Maybe it’s time for broccoli to break character. It’s been the good-guy poster child for healthful eating for so long that it’s become the reflex whipping boy for anyone who wants to act out a little bit. Maybe what broccoli really needs at this point in its career is to appear in a dish that is rich with fat, salty as the sea and so utterly, irredeemably bad for you that we’ll never again think of that horrid diet plate of a plain steamed stem.

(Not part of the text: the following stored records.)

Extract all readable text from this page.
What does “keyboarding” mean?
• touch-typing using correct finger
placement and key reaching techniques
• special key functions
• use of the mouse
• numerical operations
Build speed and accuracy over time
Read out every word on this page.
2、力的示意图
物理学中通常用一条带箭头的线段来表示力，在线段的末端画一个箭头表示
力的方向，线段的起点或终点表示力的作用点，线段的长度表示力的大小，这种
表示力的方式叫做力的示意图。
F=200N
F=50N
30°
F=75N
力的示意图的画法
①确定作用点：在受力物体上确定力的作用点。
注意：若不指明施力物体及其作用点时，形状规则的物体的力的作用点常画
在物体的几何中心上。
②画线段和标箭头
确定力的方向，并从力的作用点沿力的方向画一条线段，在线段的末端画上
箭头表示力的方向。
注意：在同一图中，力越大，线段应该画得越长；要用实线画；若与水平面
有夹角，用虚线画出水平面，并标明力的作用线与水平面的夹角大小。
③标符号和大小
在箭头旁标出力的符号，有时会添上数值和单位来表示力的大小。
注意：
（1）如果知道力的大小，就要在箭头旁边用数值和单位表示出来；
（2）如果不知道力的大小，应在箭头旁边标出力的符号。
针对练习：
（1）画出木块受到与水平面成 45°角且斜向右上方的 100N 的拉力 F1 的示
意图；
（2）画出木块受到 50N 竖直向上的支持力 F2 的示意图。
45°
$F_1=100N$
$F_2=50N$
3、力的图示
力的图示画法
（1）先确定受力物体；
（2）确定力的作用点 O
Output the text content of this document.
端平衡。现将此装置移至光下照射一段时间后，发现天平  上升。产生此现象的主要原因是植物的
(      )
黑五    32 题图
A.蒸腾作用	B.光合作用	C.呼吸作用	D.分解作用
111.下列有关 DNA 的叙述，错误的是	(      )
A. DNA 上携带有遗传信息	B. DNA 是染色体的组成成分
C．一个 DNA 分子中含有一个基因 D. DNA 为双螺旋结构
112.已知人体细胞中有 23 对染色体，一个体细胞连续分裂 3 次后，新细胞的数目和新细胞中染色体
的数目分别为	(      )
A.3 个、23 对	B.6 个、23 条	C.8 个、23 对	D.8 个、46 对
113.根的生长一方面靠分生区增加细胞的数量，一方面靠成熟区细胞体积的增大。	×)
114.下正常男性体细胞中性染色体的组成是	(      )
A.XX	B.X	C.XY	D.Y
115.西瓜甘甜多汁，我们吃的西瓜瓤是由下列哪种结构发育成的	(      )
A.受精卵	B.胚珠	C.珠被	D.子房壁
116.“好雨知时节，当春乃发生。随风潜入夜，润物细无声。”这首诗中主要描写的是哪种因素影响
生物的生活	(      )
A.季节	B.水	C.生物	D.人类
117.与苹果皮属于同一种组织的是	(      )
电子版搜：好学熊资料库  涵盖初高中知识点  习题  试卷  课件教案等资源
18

I'm afraid that's just going to have to wait, though. Broccoli is so good just on its own that it doesn't need that kind of culinary lily gilding to make it better. I think I could fill an entire cookbook only with recipes for broccoli pasta. I sometimes make it just with garlic and oil, sometimes with Italian sausage, sometimes with salted anchovies and pistachios and raisins. Give me a head of broccoli and a bag of dried pasta and I can eat for a week.
Broccoli comes in many forms these days. In addition to the familiar tree-shaped standard broccoli, you can find slender broccoli rabe (sometimes called broccoli di rape), its look-alikes include Chinese broccoli (gai lan), baby broccoli, broccolini and the gorgeous, fractal romanesco broccoli.
How to choose: There are two things to look for when shopping for broccoli: The heads should be tight and compact and the flower buds should be closed, with no sign of bright yellow flowers (especially problematic at this time of year when cool weather can suddenly turn scorching for a couple of days, pushing plants into overdrive). Also check the stems. The peel can be thick but it shouldn't be woody (try to pierce it with your fingernail).
How to store: Store broccoli tightly wrapped in the crisper drawer of your refrigerator.